O corpo pendurado em plena Cidade do México
O governo mexicano e seus apoiadores na mídia e na comunidade internacional gostam de vender a ideia de que o México que vive uma guerra civil é apenas um problema que será resolvido naturalmente caso o México industrializado, moderno e próspero siga avançando. Apesar de realmente existirem essas duas realidades num mesmo território, não há garantia de que o progresso do México “capitalista” vá vencer o do México que vive encharcado de sangue. Pelo contrário, a possibilidade de a violência dos cartéis avançar sobre áreas ditas “civilizadas” é mais do que concreta.
Prova disso é que, nesta semana, os habitantes da exuberante e fervilhante Cidade do México acordaram com uma imagem inusitada e tenebrosa. Pendurado na ponte da Concórdia, em plena zona metropolitana, estava o corpo de um homem (entre 35 e 40 anos), encapuzado, mãos atadas às costas e dois furos de bala na cabeça. No chão, uma cartolina com uma mensagem. Tudo indica um crime de vingança e demarcação de território, típico dos cartéis.

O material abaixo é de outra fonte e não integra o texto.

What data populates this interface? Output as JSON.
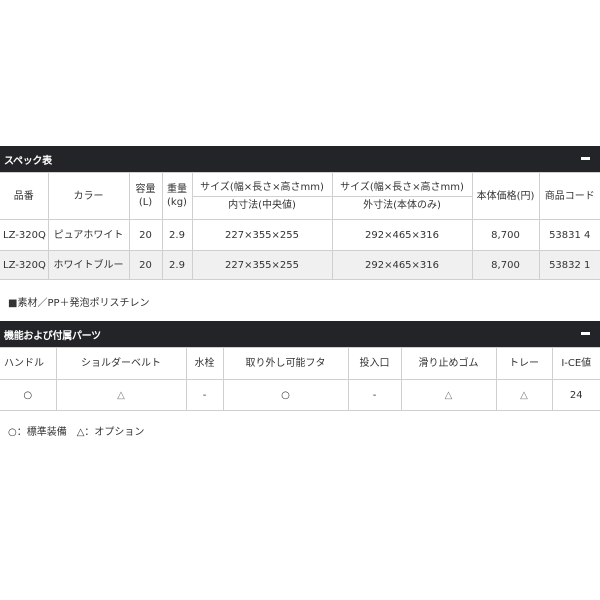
{
  "spec": {
    "title": "スペック表",
    "headers": {
      "model": "品番",
      "color": "カラー",
      "capacity_l1": "容量",
      "capacity_l2": "(L)",
      "weight_l1": "重量",
      "weight_l2": "(kg)",
      "inner_l1": "サイズ(幅×長さ×高さmm)",
      "inner_l2": "内寸法(中央値)",
      "outer_l1": "サイズ(幅×長さ×高さmm)",
      "outer_l2": "外寸法(本体のみ)",
      "price": "本体価格(円)",
      "code": "商品コード"
    },
    "rows": [
      {
        "model": "LZ-320Q",
        "color": "ピュアホワイト",
        "capacity": "20",
        "weight": "2.9",
        "inner": "227×355×255",
        "outer": "292×465×316",
        "price": "8,700",
        "code": "53831 4"
      },
      {
        "model": "LZ-320Q",
        "color": "ホワイトブルー",
        "capacity": "20",
        "weight": "2.9",
        "inner": "227×355×255",
        "outer": "292×465×316",
        "price": "8,700",
        "code": "53832 1"
      }
    ],
    "material_note": "■素材／PP＋発泡ポリスチレン"
  },
  "features": {
    "title": "機能および付属パーツ",
    "headers": [
      "ハンドル",
      "ショルダーベルト",
      "水栓",
      "取り外し可能フタ",
      "投入口",
      "滑り止めゴム",
      "トレー",
      "I-CE値"
    ],
    "values": [
      "○",
      "△",
      "-",
      "○",
      "-",
      "△",
      "△",
      "24"
    ],
    "legend": "○：標準装備　△：オプション"
  }
}
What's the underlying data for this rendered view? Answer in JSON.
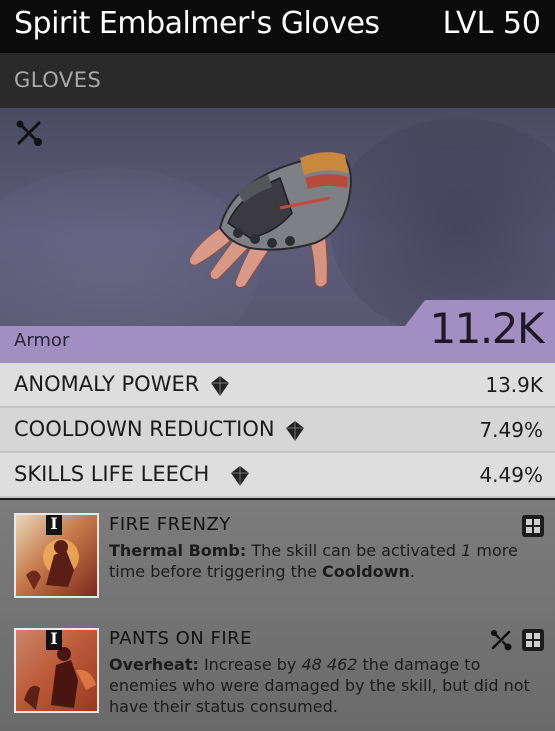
{
  "item": {
    "name": "Spirit Embalmer's Gloves",
    "level": "LVL 50",
    "type": "GLOVES",
    "armor_label": "Armor",
    "armor_value": "11.2K"
  },
  "icons": {
    "crafting": "crafting-tools-icon",
    "diamond": "diamond-gem-icon",
    "socket": "mod-socket-icon"
  },
  "colors": {
    "armor_band": "#a08fc0",
    "header_bg": "#0b0b0b"
  },
  "stats": [
    {
      "name": "ANOMALY POWER",
      "value": "13.9K"
    },
    {
      "name": "COOLDOWN REDUCTION",
      "value": "7.49%"
    },
    {
      "name": "SKILLS LIFE LEECH",
      "value": "4.49%"
    }
  ],
  "mods": [
    {
      "tier": "I",
      "title": "FIRE FRENZY",
      "skill": "Thermal Bomb:",
      "text_a": " The skill can be activated ",
      "number": "1",
      "text_b": " more time before triggering the ",
      "highlight": "Cooldown",
      "text_c": "."
    },
    {
      "tier": "I",
      "title": "PANTS ON FIRE",
      "skill": "Overheat:",
      "text_a": " Increase by ",
      "number": "48 462",
      "text_b": " the damage to enemies who were damaged by the skill, but did not have their status consumed.",
      "highlight": "",
      "text_c": ""
    }
  ]
}
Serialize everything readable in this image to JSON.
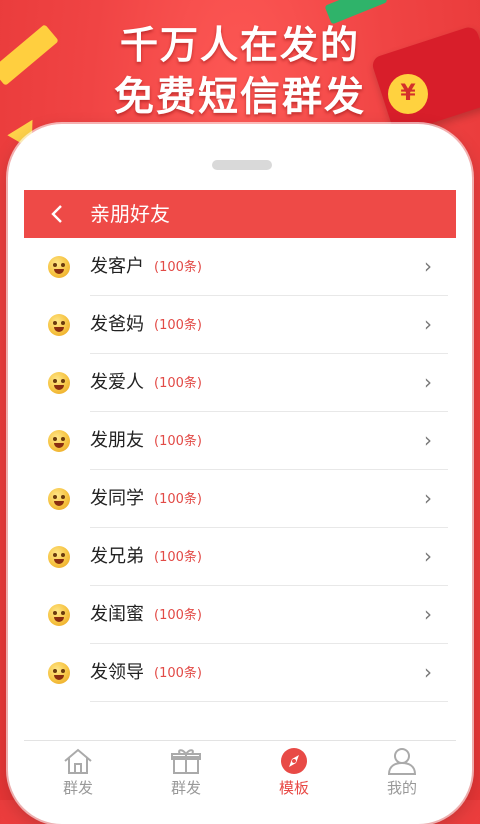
{
  "promo": {
    "line1": "千万人在发的",
    "line2": "免费短信群发",
    "coin_symbol": "¥"
  },
  "header": {
    "back_icon": "chevron-left-icon",
    "title": "亲朋好友"
  },
  "items": [
    {
      "label": "发客户",
      "count": "(100条)",
      "icon": "emoji-icon"
    },
    {
      "label": "发爸妈",
      "count": "(100条)",
      "icon": "emoji-icon"
    },
    {
      "label": "发爱人",
      "count": "(100条)",
      "icon": "emoji-icon"
    },
    {
      "label": "发朋友",
      "count": "(100条)",
      "icon": "emoji-icon"
    },
    {
      "label": "发同学",
      "count": "(100条)",
      "icon": "emoji-icon"
    },
    {
      "label": "发兄弟",
      "count": "(100条)",
      "icon": "emoji-icon"
    },
    {
      "label": "发闺蜜",
      "count": "(100条)",
      "icon": "emoji-icon"
    },
    {
      "label": "发领导",
      "count": "(100条)",
      "icon": "emoji-icon"
    }
  ],
  "tabs": [
    {
      "label": "群发",
      "icon": "home-icon",
      "active": false
    },
    {
      "label": "群发",
      "icon": "gift-icon",
      "active": false
    },
    {
      "label": "模板",
      "icon": "compass-icon",
      "active": true
    },
    {
      "label": "我的",
      "icon": "user-icon",
      "active": false
    }
  ],
  "colors": {
    "accent": "#ee4a47",
    "count_text": "#e24a46",
    "background": "#f04444"
  }
}
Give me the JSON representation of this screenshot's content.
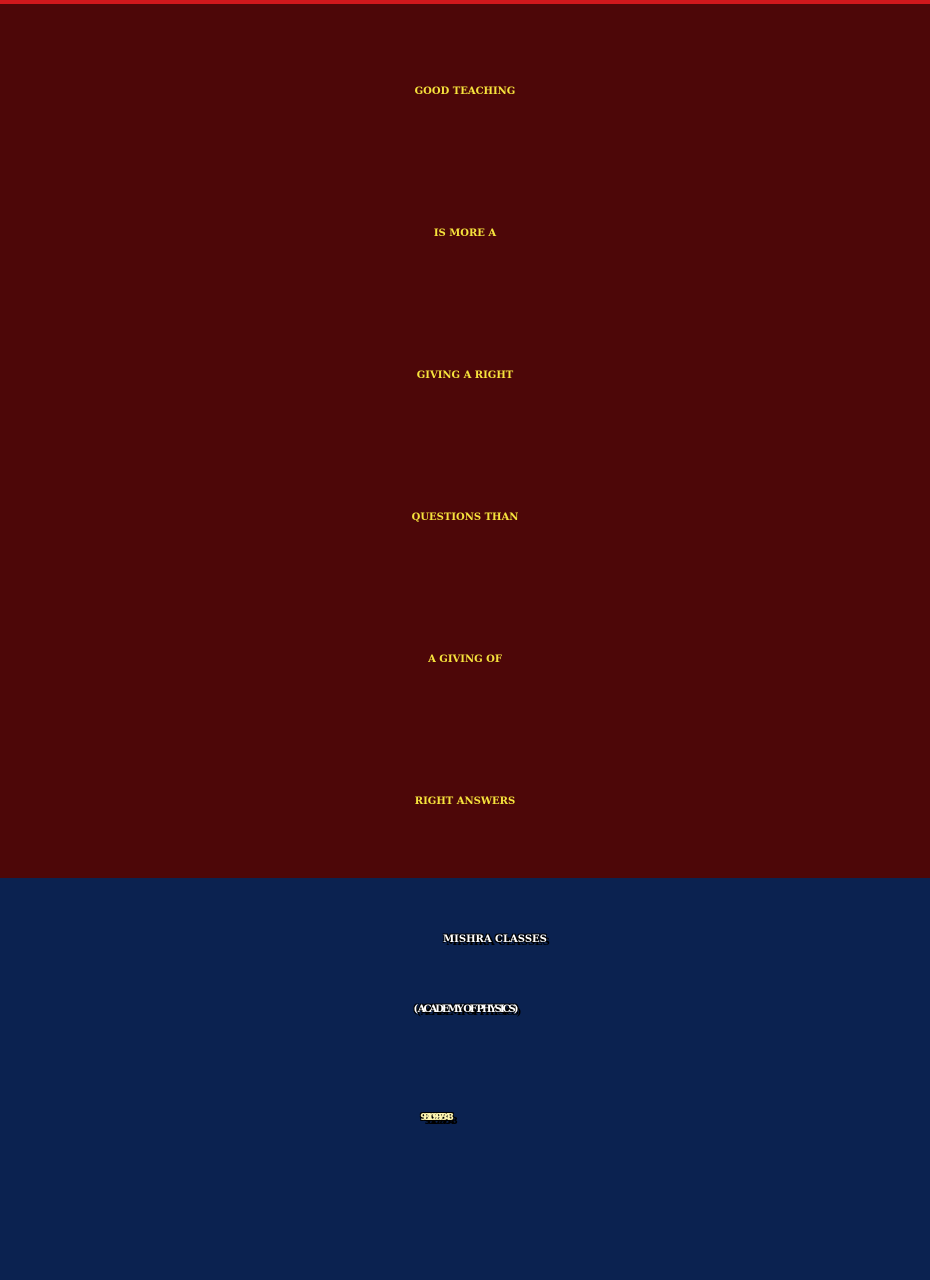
{
  "colors": {
    "top_rule": "#d0181c",
    "quote_background": "#4d0708",
    "quote_text": "#f6e33c",
    "brand_background": "#0b2250",
    "brand_text": "#ffffff",
    "phone_text": "#fdf5b0"
  },
  "quote": {
    "lines": [
      "GOOD TEACHING",
      "IS MORE A",
      "GIVING A RIGHT",
      "QUESTIONS THAN",
      "A GIVING OF",
      "RIGHT ANSWERS"
    ]
  },
  "brand": {
    "name": "MISHRA CLASSES",
    "subtitle": "( ACADEMY OF PHYSICS)",
    "phone": "9810997348"
  }
}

A imagem provocou pavor, mas não por ser desconhecida. Desde que foi iniciada a guerra contra o narcotráfico, na gestão do conservador Felipe Calderón (2006-2012), até hoje, cerca de 80 mil pessoas morreram em consequência dos enfrentamentos. Muitos desses cadáveres apareceram nas fotos dos jornais pendurados, descabeçados, atirados em grupo em fossas comuns. Mas isso, pensavam os habitantes da Cidade do México, acontecia apenas nas áreas distantes em que o Estado não conseguia atuar com eficiência. Ali, no chamado DF (Distrito Federal), era como se as pessoas vivessem em uma bolha de prosperidade e modernidade, imunes à violência no resto do país.

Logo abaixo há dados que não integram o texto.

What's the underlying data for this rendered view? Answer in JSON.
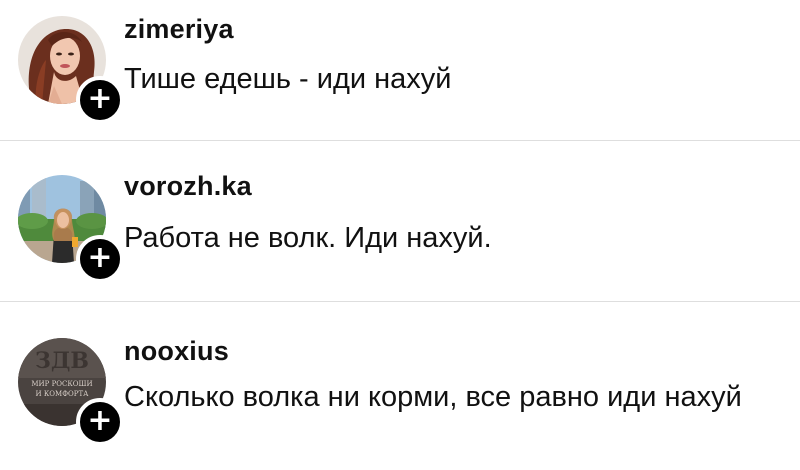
{
  "comments": [
    {
      "username": "zimeriya",
      "text": "Тише едешь - иди нахуй",
      "follow_icon": "plus-icon"
    },
    {
      "username": "vorozh.ka",
      "text": "Работа не волк. Иди нахуй.",
      "follow_icon": "plus-icon"
    },
    {
      "username": "nooxius",
      "text": "Сколько волка ни корми, все равно иди нахуй",
      "follow_icon": "plus-icon",
      "avatar_text": "ЗДВ МИР РОСКОШИ И КОМФОРТА"
    }
  ],
  "follow_symbol": "+",
  "colors": {
    "badge": "#000000",
    "divider": "#dedede",
    "text": "#111111"
  }
}
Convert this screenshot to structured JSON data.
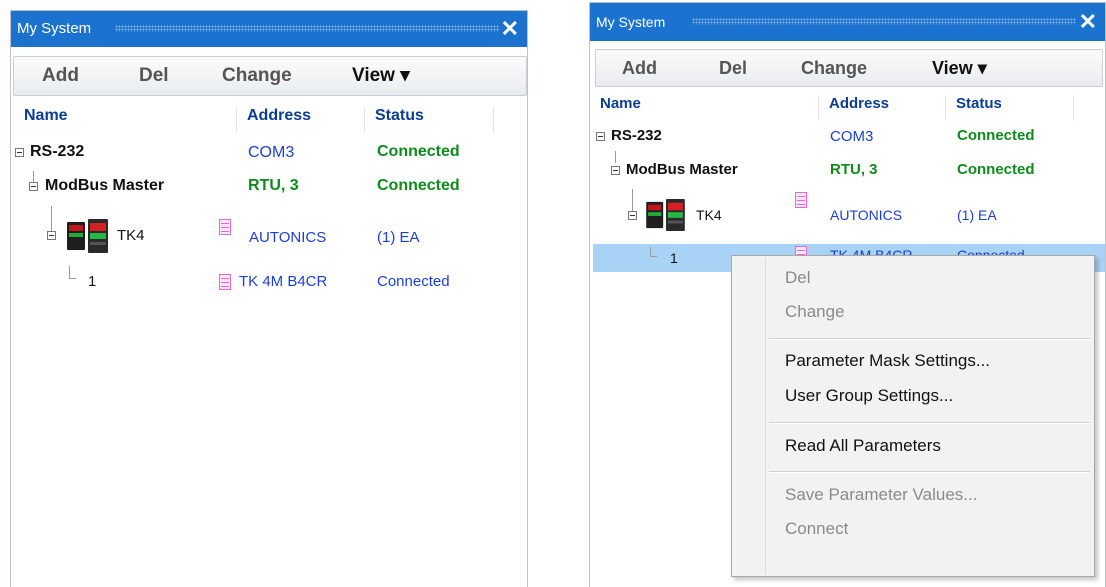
{
  "panel_title": "My System",
  "toolbar": {
    "add": "Add",
    "del": "Del",
    "change": "Change",
    "view": "View ▾"
  },
  "columns": {
    "name": "Name",
    "address": "Address",
    "status": "Status"
  },
  "tree": {
    "rs232": {
      "name": "RS-232",
      "address": "COM3",
      "status": "Connected"
    },
    "modbus": {
      "name": "ModBus Master",
      "address": "RTU, 3",
      "status": "Connected"
    },
    "tk4": {
      "name": "TK4",
      "address": "AUTONICS",
      "status": "(1) EA"
    },
    "unit1": {
      "name": "1",
      "address": "TK 4M B4CR",
      "status": "Connected"
    }
  },
  "close_glyph": "✕",
  "context_menu": {
    "items": [
      {
        "label": "Del",
        "enabled": false
      },
      {
        "label": "Change",
        "enabled": false
      },
      {
        "label": "Parameter Mask Settings...",
        "enabled": true
      },
      {
        "label": "User Group Settings...",
        "enabled": true
      },
      {
        "label": "Read All Parameters",
        "enabled": true
      },
      {
        "label": "Save Parameter Values...",
        "enabled": false
      },
      {
        "label": "Connect",
        "enabled": false
      }
    ]
  },
  "colors": {
    "titlebar": "#1b73cf",
    "selection": "#a9d2f7",
    "connected": "#0f8a1d",
    "address": "#1c3fcf",
    "param_icon": "#e46ad1"
  },
  "icons": [
    "close-icon",
    "dropdown-arrow-icon",
    "collapse-icon",
    "temperature-controller-icon",
    "parameter-icon"
  ]
}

Nunca um corpo nessas condições tinha aparecido assim, como se fosse uma provocação às autoridades e ao país.
Não é de hoje que o governo Enrique Peña Nieto deve uma resposta satisfatória ao drama da violência. Inaugurar plantas de automóveis que dão inveja a Donald Trump nas regiões industrializadas do centro do país não apaga a tragédia dos 43 estudantes de Ayotzinapa. Investir em projetos de reforma e modernização energéticas não justifica a morte brutal de tantos jornalistas nos últimos dez anos, só para ficar nos exemplos mais conhecidos. O atual presidente paga agora pelo fato de não ter tido coragem de trazer, nem em sua campanha eleitoral e nem nos primeiros anos de governo, o tema da legalização das drogas para ser debatido com a sociedade e nem um plano específico para combater o crime organizado enraizado na estrutura da política regional.

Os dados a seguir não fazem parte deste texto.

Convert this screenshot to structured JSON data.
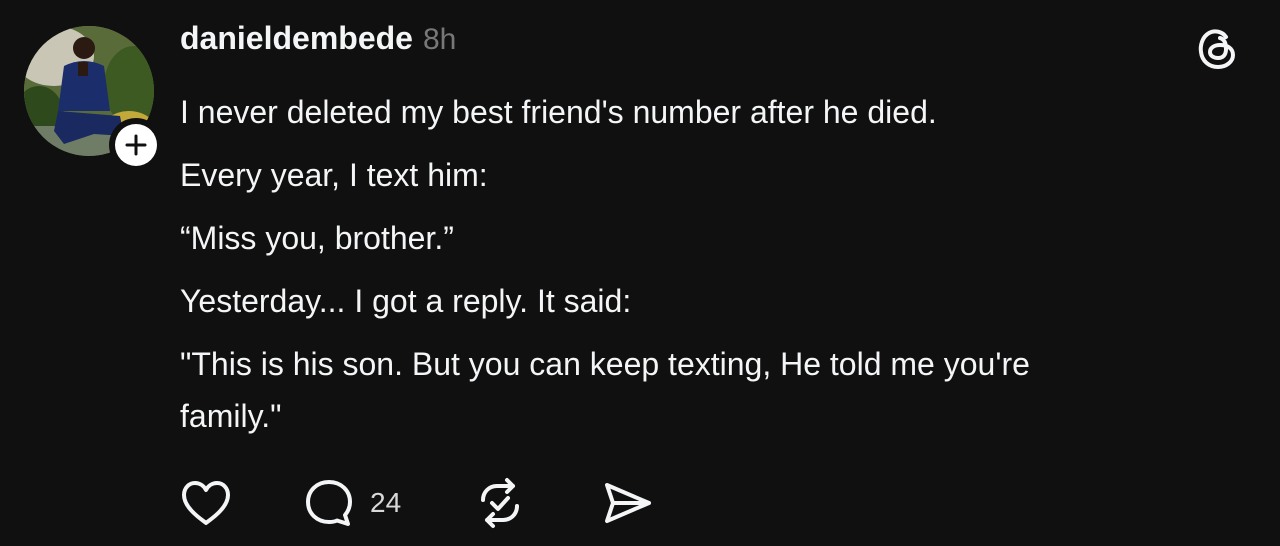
{
  "post": {
    "author": {
      "username": "danieldembede",
      "timestamp": "8h",
      "avatar_icon": "profile-photo",
      "follow_icon": "plus-icon"
    },
    "app_logo_icon": "threads-logo-icon",
    "lines": [
      "I never deleted my best friend's number after he died.",
      "Every year, I text him:",
      "“Miss you, brother.”",
      "Yesterday... I got a reply. It said:",
      "\"This is his son. But you can keep texting, He told me you're family.\""
    ],
    "actions": {
      "like_icon": "heart-icon",
      "reply_icon": "comment-icon",
      "reply_count": "24",
      "repost_icon": "repost-icon",
      "share_icon": "send-icon"
    }
  },
  "colors": {
    "background": "#101010",
    "text": "#f3f5f7",
    "muted": "#777777"
  }
}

Às vésperas de chegar ao meio de seu mandato, em dezembro, EPN tem sua popularidade no pior nível (35%, segundo a pesquisa Buendia & Laredo divulgada neste mês) desde que assumiu o poder. Arrisca-se, ainda, a ver novamente as ruas das grandes cidades se encherem de gente manifestando-se por tantos mortos e desaparecidos.
A imagem do homem morto pendurado de uma ponte em sua maior e mais próspera cidade não parece ser um cartão de visitas atraente para levar a reuniões com presidentes de grandes economias nem aos possíveis novos investidores estrangeiros interessados nos grandes recursos do país.